1. Please take 30 seconds to register your free account to remove most ads, post topics, make friends, earn reward points at our store, and more!  

Kitten litter training question

Discussion in 'Off Topic [BG]' started by Ben Lesser, Sep 30, 2009.

  1. I just got a new kitten (9 weeks old) yesterday, and have been in the process of getting her accustomed to her new environment. Everything is going great (except for the waking me up all night bit, but that was expected), except she's not using her litter.

    The kitten knows where it is, because I've been placing her in it regularly and showing her what it is. She seems to understand what it is for, but when she gets into it to do her thing, she just paws at the litter and makes holes and then meows.
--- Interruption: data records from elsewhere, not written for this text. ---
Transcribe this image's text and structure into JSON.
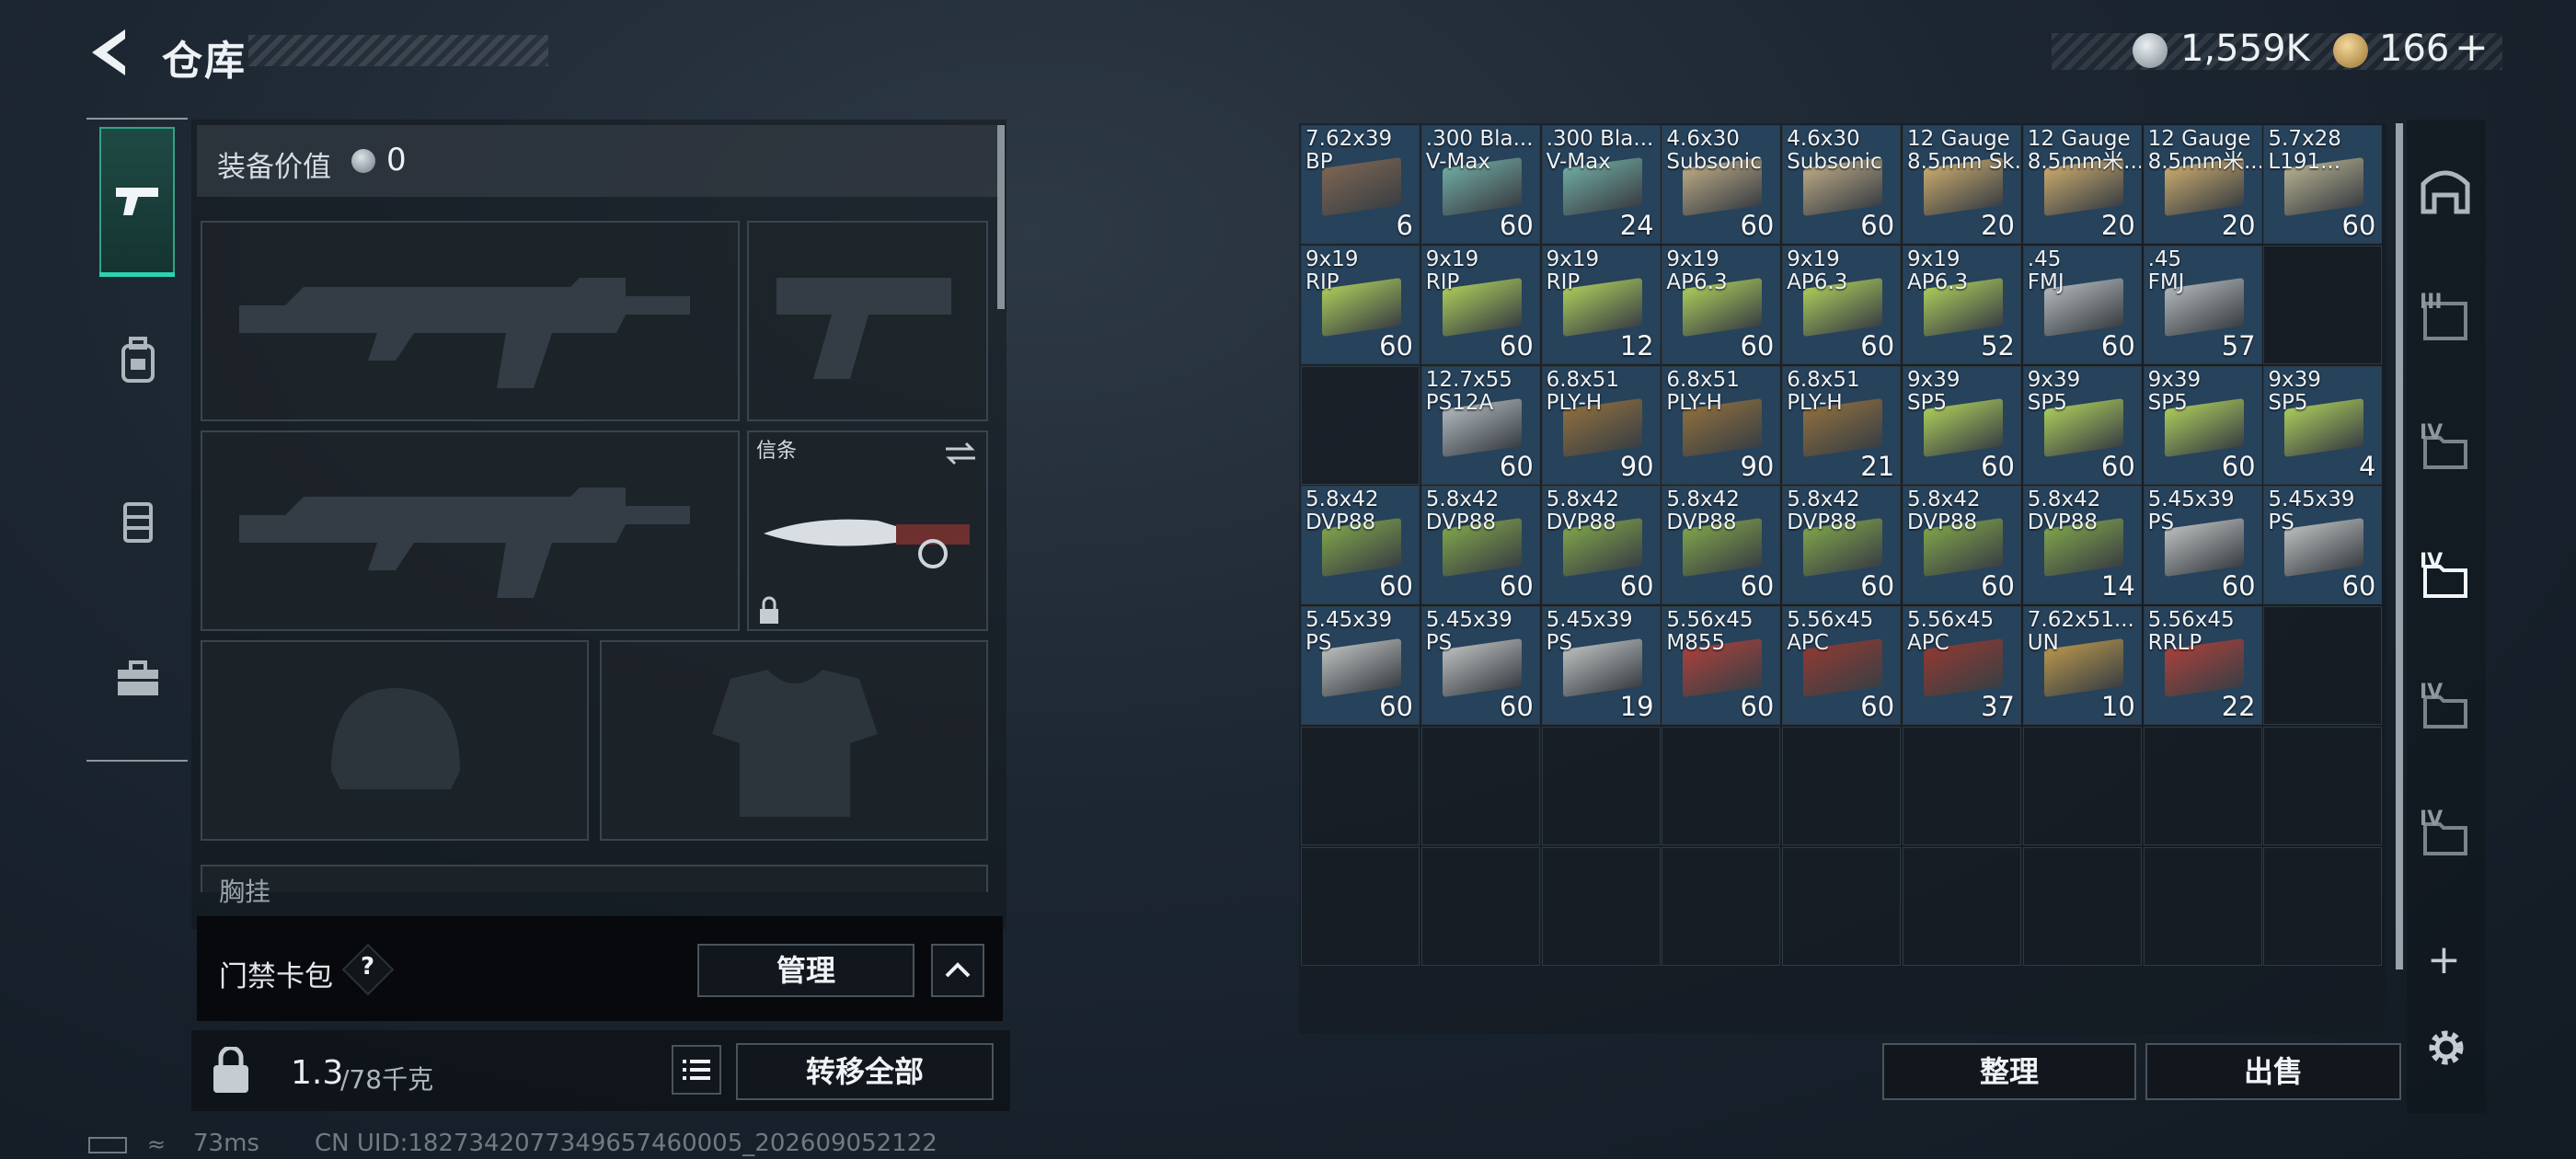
{
  "header": {
    "title": "仓库"
  },
  "currency": {
    "silver": "1,559K",
    "gold": "166",
    "gold_plus": "+"
  },
  "equipment": {
    "value_label": "装备价值",
    "value": "0",
    "secure_label": "信条",
    "chest_label": "胸挂"
  },
  "card_pack": {
    "label": "门禁卡包",
    "help": "?",
    "manage_label": "管理"
  },
  "weight": {
    "current": "1.3",
    "max": "/78千克"
  },
  "transfer_all_label": "转移全部",
  "stash": {
    "sort_label": "整理",
    "sell_label": "出售",
    "items": [
      {
        "name": "7.62x39\nBP",
        "qty": "6",
        "color": "#7b6552"
      },
      {
        "name": ".300 Bla...\nV-Max",
        "qty": "60",
        "color": "#6fa8a0"
      },
      {
        "name": ".300 Bla...\nV-Max",
        "qty": "24",
        "color": "#6fa8a0"
      },
      {
        "name": "4.6x30\nSubsonic",
        "qty": "60",
        "color": "#b8a783"
      },
      {
        "name": "4.6x30\nSubsonic",
        "qty": "60",
        "color": "#b8a783"
      },
      {
        "name": "12 Gauge\n8.5mm Sk...",
        "qty": "20",
        "color": "#c7a86c"
      },
      {
        "name": "12 Gauge\n8.5mm米...",
        "qty": "20",
        "color": "#c7a86c"
      },
      {
        "name": "12 Gauge\n8.5mm米...",
        "qty": "20",
        "color": "#c7a86c"
      },
      {
        "name": "5.7x28\nL191...",
        "qty": "60",
        "color": "#b2ad8e"
      },
      {
        "name": "9x19\nRIP",
        "qty": "60",
        "color": "#a9c95a"
      },
      {
        "name": "9x19\nRIP",
        "qty": "60",
        "color": "#a9c95a"
      },
      {
        "name": "9x19\nRIP",
        "qty": "12",
        "color": "#a9c95a"
      },
      {
        "name": "9x19\nAP6.3",
        "qty": "60",
        "color": "#a9c95a"
      },
      {
        "name": "9x19\nAP6.3",
        "qty": "60",
        "color": "#a9c95a"
      },
      {
        "name": "9x19\nAP6.3",
        "qty": "52",
        "color": "#a9c95a"
      },
      {
        "name": ".45\nFMJ",
        "qty": "60",
        "color": "#aeb4b8"
      },
      {
        "name": ".45\nFMJ",
        "qty": "57",
        "color": "#aeb4b8"
      },
      null,
      null,
      {
        "name": "12.7x55\nPS12A",
        "qty": "60",
        "color": "#aeb6bb"
      },
      {
        "name": "6.8x51\nPLY-H",
        "qty": "90",
        "color": "#8d6e3e"
      },
      {
        "name": "6.8x51\nPLY-H",
        "qty": "90",
        "color": "#8d6e3e"
      },
      {
        "name": "6.8x51\nPLY-H",
        "qty": "21",
        "color": "#8d6e3e"
      },
      {
        "name": "9x39\nSP5",
        "qty": "60",
        "color": "#a9c95a"
      },
      {
        "name": "9x39\nSP5",
        "qty": "60",
        "color": "#a9c95a"
      },
      {
        "name": "9x39\nSP5",
        "qty": "60",
        "color": "#a9c95a"
      },
      {
        "name": "9x39\nSP5",
        "qty": "4",
        "color": "#a9c95a"
      },
      {
        "name": "5.8x42\nDVP88",
        "qty": "60",
        "color": "#7ea24a"
      },
      {
        "name": "5.8x42\nDVP88",
        "qty": "60",
        "color": "#7ea24a"
      },
      {
        "name": "5.8x42\nDVP88",
        "qty": "60",
        "color": "#7ea24a"
      },
      {
        "name": "5.8x42\nDVP88",
        "qty": "60",
        "color": "#7ea24a"
      },
      {
        "name": "5.8x42\nDVP88",
        "qty": "60",
        "color": "#7ea24a"
      },
      {
        "name": "5.8x42\nDVP88",
        "qty": "60",
        "color": "#7ea24a"
      },
      {
        "name": "5.8x42\nDVP88",
        "qty": "14",
        "color": "#7ea24a"
      },
      {
        "name": "5.45x39\nPS",
        "qty": "60",
        "color": "#b9bcbc"
      },
      {
        "name": "5.45x39\nPS",
        "qty": "60",
        "color": "#b9bcbc"
      },
      {
        "name": "5.45x39\nPS",
        "qty": "60",
        "color": "#b9bcbc"
      },
      {
        "name": "5.45x39\nPS",
        "qty": "60",
        "color": "#b9bcbc"
      },
      {
        "name": "5.45x39\nPS",
        "qty": "19",
        "color": "#b9bcbc"
      },
      {
        "name": "5.56x45\nM855",
        "qty": "60",
        "color": "#a8403b"
      },
      {
        "name": "5.56x45\nAPC",
        "qty": "60",
        "color": "#8e3a33"
      },
      {
        "name": "5.56x45\nAPC",
        "qty": "37",
        "color": "#8e3a33"
      },
      {
        "name": "7.62x51...\nUN",
        "qty": "10",
        "color": "#b5944c"
      },
      {
        "name": "5.56x45\nRRLP",
        "qty": "22",
        "color": "#a8403b"
      }
    ]
  },
  "right_tabs": {
    "labels": [
      "III",
      "IV",
      "IV",
      "IV",
      "IV"
    ],
    "add": "+"
  },
  "footer": {
    "ping": "73ms",
    "uid": "CN UID:1827342077349657460005_202609052122"
  }
}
    Online consultation has suggested that maybe it's because she doesn't like this brand of litter versus whatever they were using at the shelter, and that might very well be it, but I'm not in a position to go trying a dozen litters to see which one she takes to.

    Is this (wrong type of litter) likely the cause of the problem or does anyone have any other suggestions/experiences? Everything else is fine: she's eating and drinking water regularly, playing like mad, and then napping after she tuckers herself out.
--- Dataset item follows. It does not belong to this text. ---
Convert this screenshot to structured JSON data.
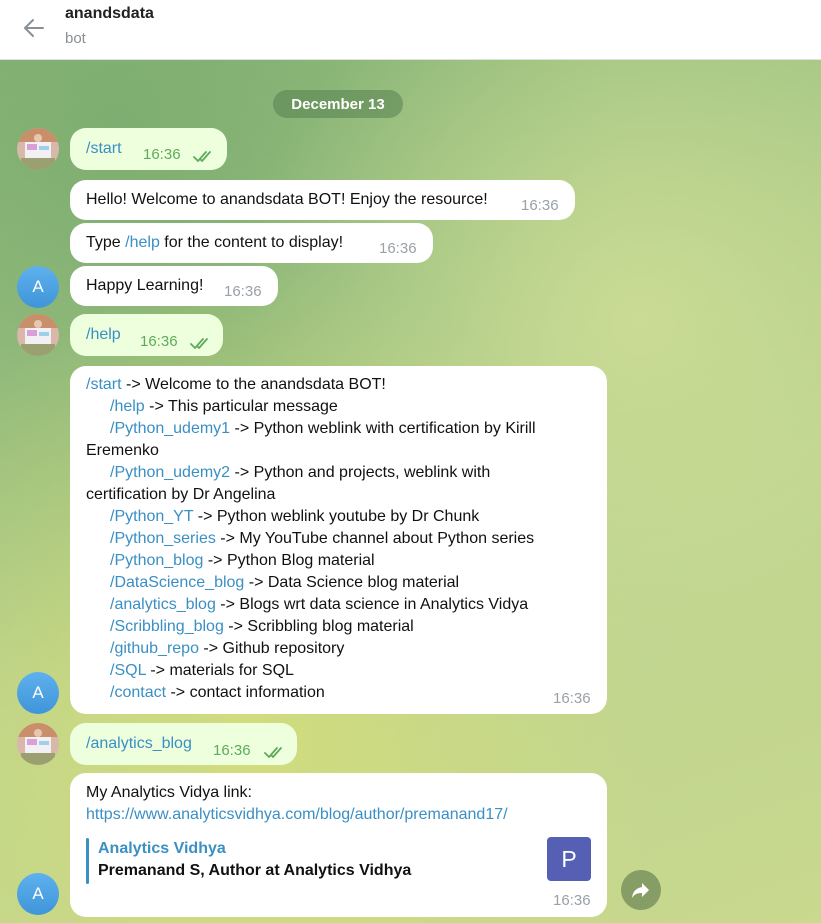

    Oh, and no pics, no kitten, I suppose. :p

  2. Awww. Cute kitteh. Can you call the shelter and find out what kind of litter they use, so you won't have to try a bunch of different kinds?
  3. we had a similar thing with our kitten, and it was the kind of litter she didn't like. We had put the kind of gravel, stoney type litter in and she didn't seem to like it, we found out she preffered the wood pellet type litter. It also smells nicer that the gravel stuff.

    If she knows where the litter tray is then you shouln't have any problems in getting her to go there.
  4. That would be the obvious solution that I completely forgot about, haha.

    I have to return the cat carrier to them in a bit, so I will inquire then. :)
  5. coreyfyfe

    coreyfyfe Supporting Member

    Nov 19, 2007
    boston, ma
    Could be the litter. When my cat was a kitten, she didn't like the crystal type litters, but her sister did, and the sister didn't like the softer type litters but she did. We settled on the grey gravel kind and both were happy.
  6. Since posting this, she's used the litter now, so I'm feeling a bit better about the situation.
  7. I was going to suggest getting in the box yourself & demonstrating. They learn from mommy, & now you are mommy. ;)
    BTW, Scoop Away is great stuff- smells nice.

    Edit: What is kitteh's little name?
  8. john turner

    john turner You don't want to do that. Trust me. Staff Member

    Mar 14, 2000
    atlanta ga
    i was going to say to give her a little time, she'll get the picture.

    what i would do with all my cats that i got when they were little kittens, was i would put them in a big, open box with a little pile of litter in one corner, and a shirt of mine in the other. this would be just for a few days. kept messes controllable (let's face it, kittens don't excrete much, so it's not that big of a deal) and it gets them used to the surroundings and "the rules" (i.e. use the litter for pee, use the shirt for sleep).

    doesn't take long, as you've obviously found out :).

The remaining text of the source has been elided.